Last week, Hooper was finally able to buy out the holdout, allowing his real estate company to move forward with the project in Fort Lauderdale’s new arts and entertainment district. Fat Village Properties LLC, managed by Hooper and Urban Street Development LLC, bought the 12,750-square-foot site at 516 Northwest 1st Avenue for $5.5 million or $431 per square foot. Carol Daggett Lenahan was the seller.
“It makes everything a lot more efficient,” Hooper said. “It was a center parcel. It was dead center in the plan.”
Hooper’s Urban Street Development is spearheading development of FATVillage, which will consist of eight buildings and will include apartments, offices, retail spaces, restaurants, a commercial parking garage and a hotel.
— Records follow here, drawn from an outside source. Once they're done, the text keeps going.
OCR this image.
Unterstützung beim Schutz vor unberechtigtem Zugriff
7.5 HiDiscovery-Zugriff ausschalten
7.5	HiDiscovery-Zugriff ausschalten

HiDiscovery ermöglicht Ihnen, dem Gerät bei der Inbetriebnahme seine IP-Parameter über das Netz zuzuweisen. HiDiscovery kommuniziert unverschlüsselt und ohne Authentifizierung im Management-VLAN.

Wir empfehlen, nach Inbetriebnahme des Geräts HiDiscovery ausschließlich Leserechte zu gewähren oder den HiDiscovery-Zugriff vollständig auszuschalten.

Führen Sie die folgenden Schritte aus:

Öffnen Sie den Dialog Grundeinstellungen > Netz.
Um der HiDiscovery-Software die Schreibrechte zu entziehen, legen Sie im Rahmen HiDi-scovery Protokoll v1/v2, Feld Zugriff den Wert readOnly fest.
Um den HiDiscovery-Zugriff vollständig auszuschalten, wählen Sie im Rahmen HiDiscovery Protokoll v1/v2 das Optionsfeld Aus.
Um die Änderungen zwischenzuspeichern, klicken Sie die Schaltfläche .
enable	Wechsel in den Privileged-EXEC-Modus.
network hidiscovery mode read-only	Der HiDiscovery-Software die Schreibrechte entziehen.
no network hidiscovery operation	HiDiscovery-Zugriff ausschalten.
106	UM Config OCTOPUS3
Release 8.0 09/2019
It will cost approximately $300 million, according to its website. In total, the project will span over 506,000 square feet.
FATVillage’s first component will be the Forge Lofts – 35 boutique, luxury rental lofts. The project will also include two residential towers with 307 units.
Property owners Doug McCraw and Lutz Hofbauer created the FATVillage Arts District from old industrial properties. The area is designed to be similar to Miami’s Wynwood neighborhood, where developers also repurposed old warehouses into art galleries, restaurants and bars.
The area is also in a designated Opportunity Zone. The federal program allows developers or investors to gain substantial tax advantages for investing in certain areas throughout the country.
Hooper said so far the project has not received any Opportunity Zone money, but he said Opportunity Zone funds are reaching out to invest in the project.
FATVillage is near the Virgin Trains USA Fort Lauderdale station. The high-speed train line offers stops in Miami and West Palm Beach and plans to add stops in Boca Raton and Tampa. Development is booming around the train stations. Virgin Trains USA’s parent company FECI is planning to build a 14-story building at 101 Northwest Third Street Street in Fort Lauderdale.